Lessons from this experience have been absorbed and, in a natural maturing of the market, M&A laws and regulations continue to be refined. Changes in recent years include the identification of certain sectors to be officially encouraged, such as those that promote the Belt and Road Initiative. To some observers, this may seem a rather vague effort to capitalize on a nostalgic view of cross-land trading. But to many, it is a real growth engine based on infrastructure and related industries.
Other sectors that are officially encouraged include those that will improve China’s technology or research and development capabilities. Think high-end industrial sectors like robotics, artificial intelligence and the internet of things, as well as healthcare, where there is a growing demand for improved medical services and access to scientific advances. To balance those industries that are approved, meanwhile, there are the more “sensitive” sectors including real estate, hospitality, media, entertainment, gambling and sports clubs. If you are left holding a football club now, the music has stopped, and you might want to look elsewhere for your buyer.
So now, adding to this, we have the most recent changes: the approval regime reforms agreed to at the Party congress. These do away with other restrictions from the previous era, under which large deals in sensitive sectors or regions had to be approved by both the Ministry of Commerce and the State Council. Even most other deals used to require some sort of approval and post-transaction monitoring by the provincial authorities; the scrapping of these requirements is yet another indication that the Chinese government recognizes the importance of internationalization to the country’s continued success.

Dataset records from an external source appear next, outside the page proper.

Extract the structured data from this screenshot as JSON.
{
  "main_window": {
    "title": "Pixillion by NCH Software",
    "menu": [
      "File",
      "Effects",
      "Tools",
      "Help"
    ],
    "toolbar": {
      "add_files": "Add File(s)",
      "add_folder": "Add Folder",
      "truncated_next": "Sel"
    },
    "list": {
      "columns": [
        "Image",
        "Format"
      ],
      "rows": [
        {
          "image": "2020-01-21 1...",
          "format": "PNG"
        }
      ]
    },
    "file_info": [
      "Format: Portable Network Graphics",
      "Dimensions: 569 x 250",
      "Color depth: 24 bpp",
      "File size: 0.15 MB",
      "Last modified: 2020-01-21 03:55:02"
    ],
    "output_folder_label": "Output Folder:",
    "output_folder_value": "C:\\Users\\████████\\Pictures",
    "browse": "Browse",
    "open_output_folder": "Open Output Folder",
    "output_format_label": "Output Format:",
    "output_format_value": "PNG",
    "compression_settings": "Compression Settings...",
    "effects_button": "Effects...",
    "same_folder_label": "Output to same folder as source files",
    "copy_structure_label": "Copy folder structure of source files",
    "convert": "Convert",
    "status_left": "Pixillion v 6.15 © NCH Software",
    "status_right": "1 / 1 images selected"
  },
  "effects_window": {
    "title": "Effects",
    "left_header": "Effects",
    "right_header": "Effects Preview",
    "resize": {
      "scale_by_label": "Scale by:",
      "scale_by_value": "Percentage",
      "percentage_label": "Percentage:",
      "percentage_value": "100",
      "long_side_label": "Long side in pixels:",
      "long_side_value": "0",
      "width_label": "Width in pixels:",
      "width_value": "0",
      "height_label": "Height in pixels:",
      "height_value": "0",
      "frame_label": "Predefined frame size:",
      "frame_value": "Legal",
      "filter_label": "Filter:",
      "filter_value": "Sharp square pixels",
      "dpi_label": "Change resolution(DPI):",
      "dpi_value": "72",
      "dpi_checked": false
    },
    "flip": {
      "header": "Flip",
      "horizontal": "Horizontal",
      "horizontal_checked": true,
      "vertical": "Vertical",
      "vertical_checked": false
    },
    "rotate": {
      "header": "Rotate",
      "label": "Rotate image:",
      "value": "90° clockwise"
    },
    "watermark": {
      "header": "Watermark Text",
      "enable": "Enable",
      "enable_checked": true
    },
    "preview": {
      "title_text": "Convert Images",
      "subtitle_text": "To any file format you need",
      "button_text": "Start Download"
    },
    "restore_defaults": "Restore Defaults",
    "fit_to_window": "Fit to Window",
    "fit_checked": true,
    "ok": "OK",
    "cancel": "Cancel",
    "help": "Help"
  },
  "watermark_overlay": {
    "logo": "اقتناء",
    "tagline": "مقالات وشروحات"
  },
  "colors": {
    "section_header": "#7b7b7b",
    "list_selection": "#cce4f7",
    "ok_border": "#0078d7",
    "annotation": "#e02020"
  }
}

A helpful way to view the Chinese economy as it affects outbound M&A is to think of a large group of highly entrepreneurial, commercial players acting within the constraints laid out according to the long-term objectives of a government that has a clear strategic vision. The constraints outlined by the government have been adapted in the light of recent experience. But the system, the players and the long-term objectives haven’t shifted. The route ahead is toward an increasingly globalized Chinese economy and continued growth in outbound Chinese M&A.
Chinese entrepreneurs see that the rules they act under have been altered. The authorities and referees have changed, but the players have remained the same and they will learn to play within the new rules. The game itself has not changed and will continue to thrive.